In a plant with thousands of terminal connections, you can save significant amounts of energy when you make sure your connections are good.
Most energy savings efforts focus on big items such as lighting and motors. Although that focus may produce spectacular results, you also must keep in mind that little things add up, too. The phrase “death by 1,000 cuts” is a good one to keep in mind when looking for energy savings.
How many screw terminal terminations do you have in your plant? Each of those contains multiple points of potential energy waste:
- Spade lug improperly crimped.
- Metal interfaces not clean.
- Termination incorrectly torqued.
If you have all of these problems to a minor degree on only one termination, it might not be worth making the effort to even find that rogue terminal. But these problems are very common. If you have one or more of them on 1,000 terminals throughout the facility, the problem is now several orders of magnitude larger. You’ve got a real problem; it’s just dispersed across many points.

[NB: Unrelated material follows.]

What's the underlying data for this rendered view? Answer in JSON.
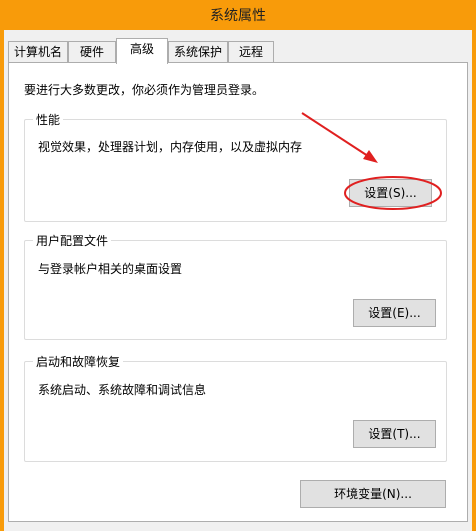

Having a qualified thermographer conduct a thermographic survey, analyze the results, and prepare a report is the most efficient way to get started on solving this problem. The typical solution, however, does not solve the symptoms or the causes of these tiny energy vampires. The typical solution is to just tighten all of the connections.
Some that were loose will probably pass the subsequent thermographic analysis. But why were they loose? What steps did you take to ensure that they now are clean and properly assembled so they don’t come loose again?

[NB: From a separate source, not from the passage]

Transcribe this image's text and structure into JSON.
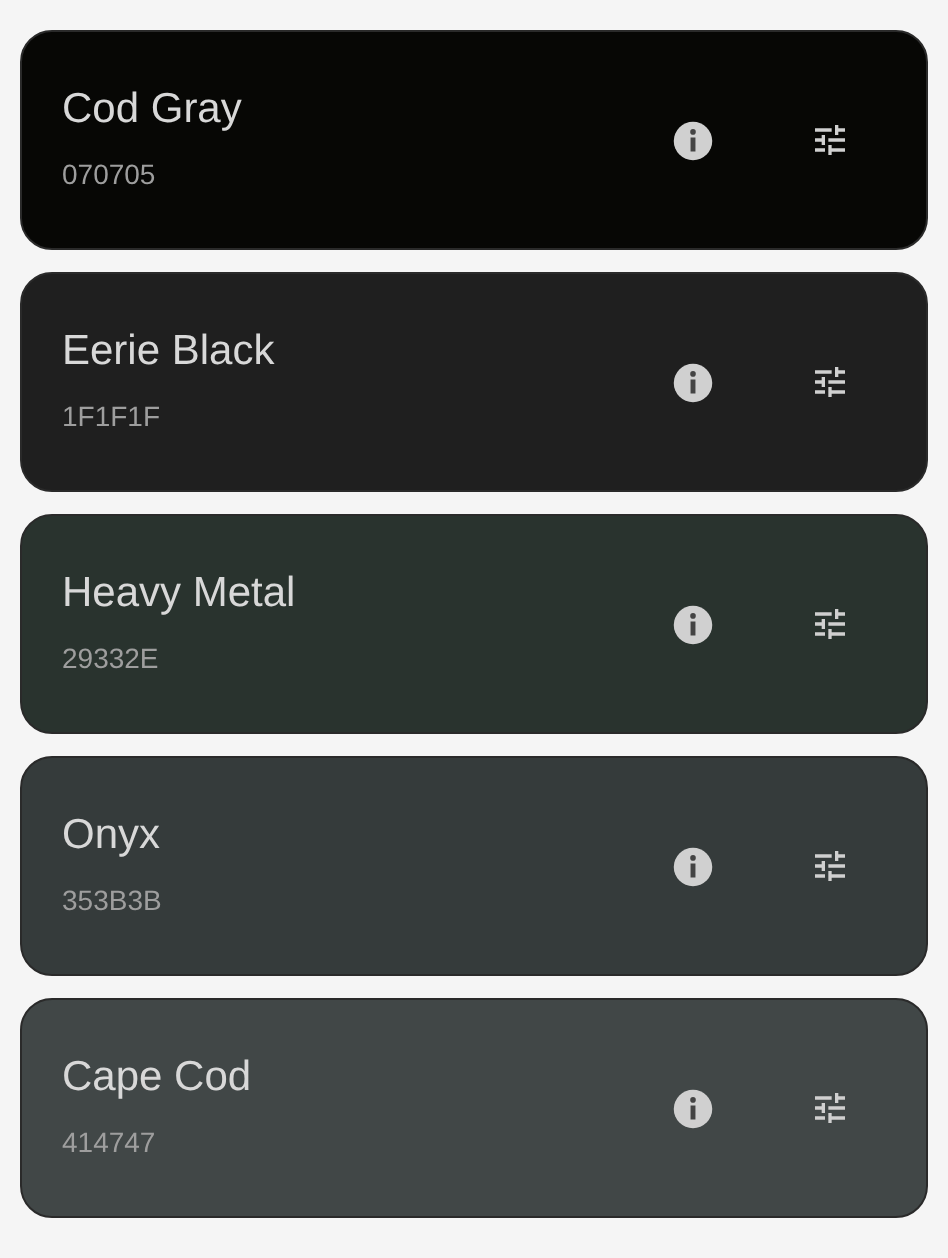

Some that were not loose but still showed up as suspect will show up as suspect again. Tightening them, in fact, is likely to exceed their torque limit so that in addition to having a dirty interface or bad crimp on the lug, they will have a loose terminal connection.
The thermographic analysis doesn’t show you which screws are loose. It shows you where a given connection produces more heat than similar connections.

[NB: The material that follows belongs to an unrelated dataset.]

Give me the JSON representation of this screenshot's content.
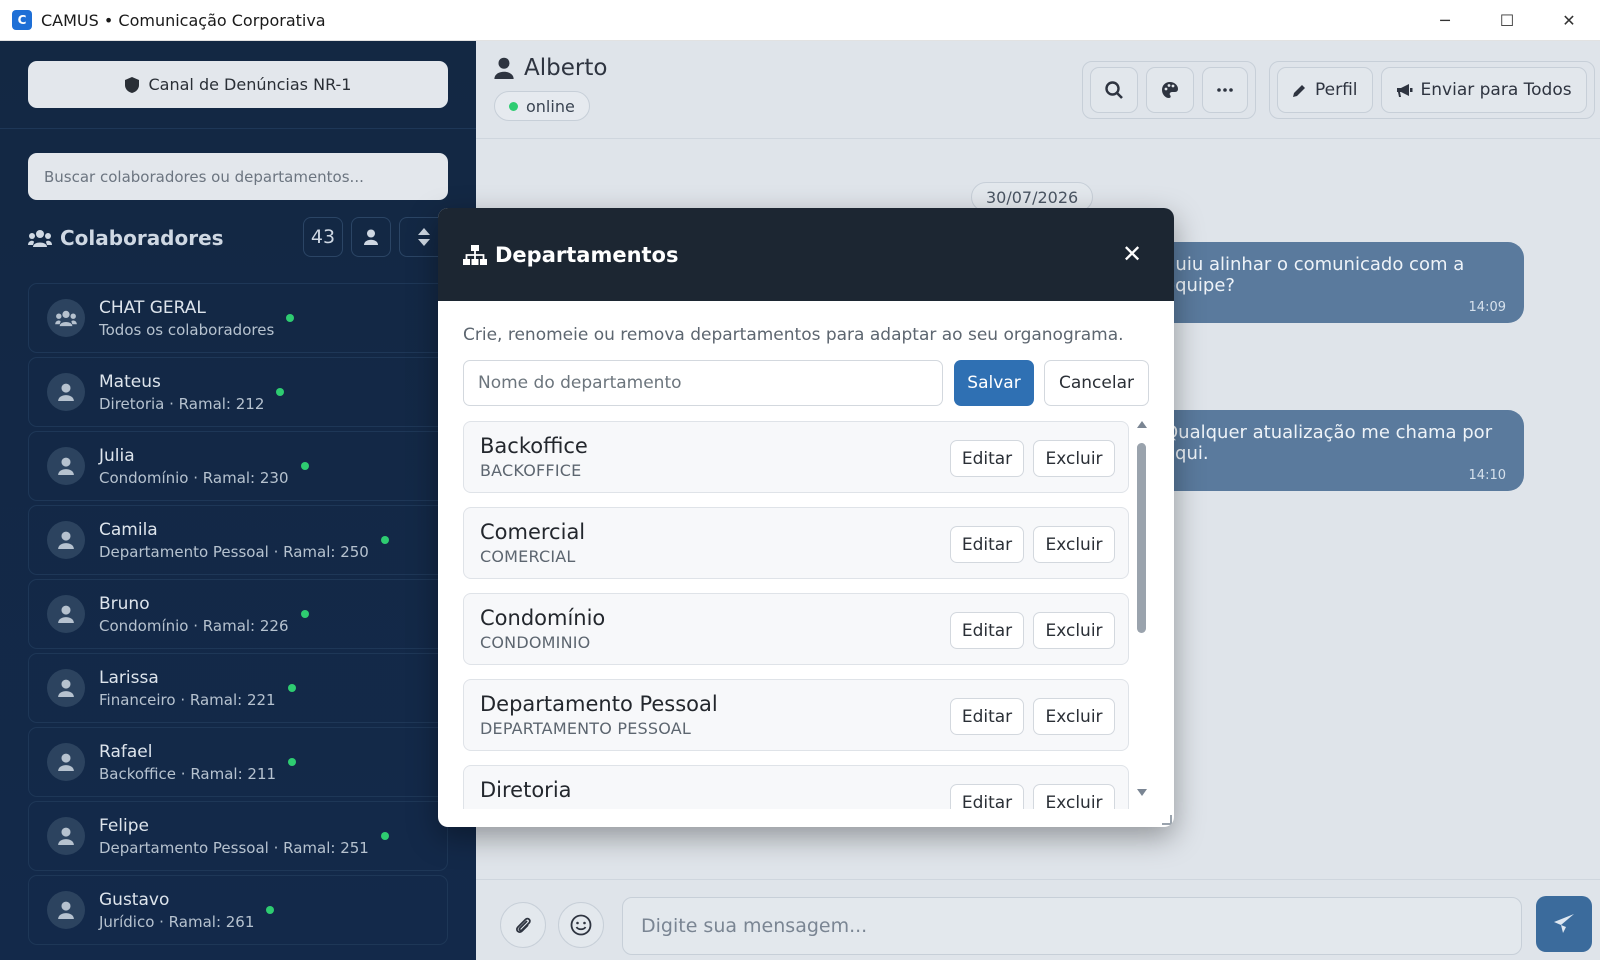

You can use a low-ohm tester to examine each connection more closely and take “before” condition data before repairing suspect connections. This step is optional, but advisable because it will reveal patterns and also eliminate repairing connections that weren’t faulty to begin with.
To repair a connection, replace any locking hardware (e.g., split ring washer), clean the mating surfaces, and tighten to the recommended torque using a calibrated torque screwdriver or wrench. Then measure the connection with your low-ohm tester. This measurement, like the other one, is optional but advisable. It gives you “as left” condition data and a baseline measurement for the future.
A plant with thousands of terminal connections can save significant energy when you make sure that those are good connections, especially if those connections are in air-conditioned spaces. This effort also increases reliability, regardless of where the connections are situated.